O tempo inautêntico visa à preocupação com o êxito, com o sucesso, enquanto o futuro, como viver para a morte, sendo tempo autêntico é desprovido de mundaneidade. O passado autêntico, por sua vez, é a não aceitação passiva da tradição, confiar nas possibilidades oferecidas e reviver a possibilidade do homem que já existiu. O presente, por último, é o instante que, quando autêntico, o homem decide seu destino e repudia a vida inautêntica.
Para Heidegger, isso tudo tem as consequências de compreender a significação de tempo usada no pensamento comum e científico, como databilidade e medição temporal científica, é tempo inautêntico, voltado à mundaneidade; a existência angustiada, quando autêntica, faz com que o homem viva os factos mundanos de seu tempo, mas com consciência de afastamento; a historicidade do dasein resulta na
historiografia. (REALE; ANTISERI, 1990b).
Anaximandro, Parménides e Heráclito entendiam a liberdade como “[...] um des-velar-se do ser, como provaria o sentido etimológico de aletheia, em que lantháno, velar, é precedido de privativo”. Ao contrário, Platão rejeitou a verdade como não ocultamento. (REALE; ANTISERI, 1990b, p. 590-591).

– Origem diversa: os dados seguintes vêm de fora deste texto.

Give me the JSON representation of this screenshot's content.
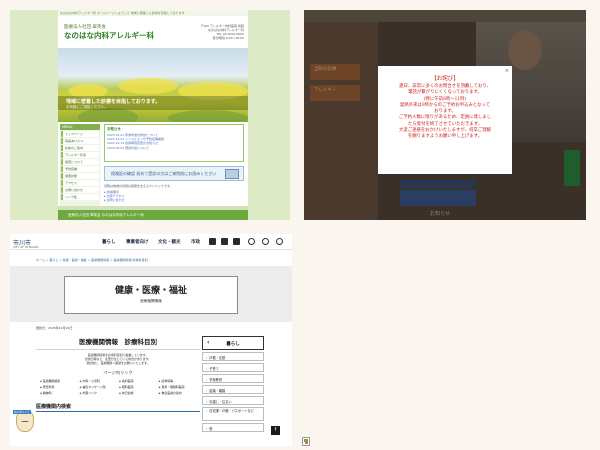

O Ocidente pagou o preço por essa decisão A partir do exposto, pode-se compreender a proposição heideggeriana sobre autonomia e liberdade.
Thomas Ranson Giles assevera que a[...] própria autonomia do Ser-aí não significa outra coisa senão a resolução de ser aberto a todas as possibilidades autênticas e características da existência e, finalmente, ser para a morte. Isso só se torna possível se o Ser-aí puder fazer um acto de reflexão sobre si mesmo, sobre as suas autênticas possibilidades. [nota minha: a influência de Hegel é notória] [...] O Ser-aí liberta o existente do seu ocultamento transcendental e dá-lhe o ser, isto é, o seu significado. (GILES, 1989, p.108-110).
Afirma Martin Heidegger a respeito da liberdade, em sua obra intitulada “Sobre a Essência da Verdade”, que a [...] essência da verdade é a liberdade.
No pensamento de Heidegger, só há liberdade quando o homem decide por uma vida existencial autêntica que se processa segundo a perspectiva no estar junto como ser-no-mundo. Pode-se defender que, para Heidegger, a autonomia, no sentido negativo, está no homem ser capaz de não se enveredar nas possibilidades inautênticas existenciais a fim de que se preserve de vivenciar experiência banal, anónima e fraca, pautada pelo domínio do medo.
No sentido positivo, a autonomia é o homem constituir-se, ontologicamente, como ser diverso dos outros animais, no sentido de ser capaz de experiência autêntica.
A liberdade relaciona-se com a autonomia, no que concerne ao desvelamento de sentido do ser chamado por Heidegger como, verdade
Ser livre é desprender-se de tudo o que impede uma vida autêntica, não optando pela efetivação das possibilidades que levam à banalização existencial.
Igualmente, o homem, como dasein, apresenta-se livre, quando escolhe parar de sobrepujar o sentido do ser, as suas decisões que fortalecem o jugo do medo. A liberdade ocorre pela atitude humana de abrir mão dos empecilhos existenciais quanto a sua relação com o ser e passa a “ouvi-lo” para compreender seu sentido.
No sentido positivo, a liberdade é a decisão de agir conforme a consciência de que o homem é ser-para-a-morte, de modo a direcionar suas forças para efetivação de possibilidades autênticas. No contexto do ser-no-mundo, como dasein, que é experiência como possibilidades, o homem, no sentido ontológico, depara-se com a liberdade existencial, por viver a oposição à morte como encerramento das demais possibilidades. Significativamente, o homem é dasein, ser-no-mundo, livre, quando, em significação existencial de sentido do ser, é autónomo em relação à morte, não porque deixa de receber a sua influência como a mais aguda possibilidade.
Diversamente, torna-se autónomo em relação à morte, pela tomada racional de decisão de, a partir da angústia que sente em função da morte, ter oportunidade de deixar de ser escravo perante a inexorabilidade de sentido do encerramento da possibilidade, a fim de que possa vivenciar as escolhas autênticas.
Nesse contexto, o homem é autónomo ao decidir por existência de sentido autêntico. Destarte o dasein somente compreende-se como livre quando se rende à verdade existencial de sentido do ser como fonte válida de projecto de vida.
A possibilidade de aferição compreensiva sobre o significado de liberdade, a autonomia e vida autêntica somente é possível quando se compreende que toda a possibilidade de sentido existe a partir de significados já pré-existentes no mundo, pois o homem é ser-no-mundo. Dessa forma, qualquer sentido possível para o dasein depende de uma pré-orientação significativa de sentido em face de um significado pré-existente no mundo. A possibilidade de interpretação de sentido, o próprio dasein é ser de sentido, está encerrada num círculo hermenêutico.